The European Commission states that "the high speed of innovation, our environmental and digital ambitions, and the involvement of technological standards for the democratic values of the EU require an increasingly strategic approach to standardisation. The EU cannot achieve its ambitions in relation to climate neutrality with a resilient and circular economy without European standards. To remain a global benchmark in standardisation, the EU must have a significant influence on activities in this field and it is crucial that it leads the work in the most important international forums and institutions. By establishing standards worldwide, the EU manages to transmit its values, while providing European companies with the important advantage of being a pioneer in this area."

The European standardisation strategy focuses on five main areas:

1. To anticipate, prioritise and address urgent standardisation needs in strategic areas: developing standards more quickly, in line with the European policy and innovation agenda. The Commission has identified areas that urgently need standards (producing vaccines and medicines to tackle COVID-19, recycling key raw materials, the renewable hydrogen value chain, low carbon cement, chip certification, semiconductors, artificial intelligence and data).

To this end, a high-level forum will be set up where representatives of Member States, European standardisation organisations, national standardisation bodies, industry, SMEs, civil society and academia will participate to identify future standardisation priorities. The Committee will also appoint a Chief Standardisation Officer, who will be responsible for providing high-level guidance on standardisation activities to all Commission departments and will coordinate the Hub of Standardisation excellence.

2. Improve the governance and integrity of the European standardisation system: the European system is open, transparent, inclusive and impartial and it must be the responsibility of European agents (i.e. national delegations - the EU Member State and European Economic Area (EEA) national Standardisation bodies) to decide on European standards to limit the possible influence by representatives of third countries on key sector decisions,such as cybersecurity or hydrogen standards.

A peer review process will be used to make sure the system remains inclusive, so that SMEs, users and civil society are an active part of European standardisation organisations and national standardisation organisations. In addition, the Committee will publish the assessment of the Regulation on standardisation.

3. Strengthen European leadership in global standards: The high-level forum, together with the Member States and national standardisation bodies, will establish a mechanism to share information, coordinate and strengthen the European approach in international standardisation forums (ISO, IEC and ITU). The EU will promote coordination with the regions and countries with which Europe has ongoing dialogues. It will also finance standardisation projects in Africa and neighbouring countries.
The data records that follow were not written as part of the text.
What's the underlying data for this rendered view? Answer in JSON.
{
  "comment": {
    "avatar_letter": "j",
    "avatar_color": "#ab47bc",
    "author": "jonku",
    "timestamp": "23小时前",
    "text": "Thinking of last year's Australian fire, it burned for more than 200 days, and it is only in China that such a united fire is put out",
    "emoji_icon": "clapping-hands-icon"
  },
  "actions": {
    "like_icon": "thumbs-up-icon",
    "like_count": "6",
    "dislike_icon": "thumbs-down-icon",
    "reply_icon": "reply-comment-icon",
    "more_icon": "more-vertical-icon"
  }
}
4. Support for innovation: The Commission will launch a «standardisation drive» to highlight innovation projects and anticipate early standardisation needs. Analysis will be done to decide if the results of research work should be transferred to standards. A code of good standardisation practices will be developed to strengthen the link between standardisation, research and innovation through the European Research Area (ERA).

5. Train the next generation of standardisation experts: the development of standards, both at European and international level, is based on the contributions of experts, and the Commission will therefore promote greater academic knowledge of standards by organising university and training sessions for researchers.

The Internal Market Commissioner stressed that "technical standards are of strategic importance. Europe's technological sovereignty and its ability to reduce dependencies and protect EU values will depend on our ability to become a global standard-setter. With today's strategy, we are making our standardisation priorities clear and creating the conditions for European standards to become a global point of reference".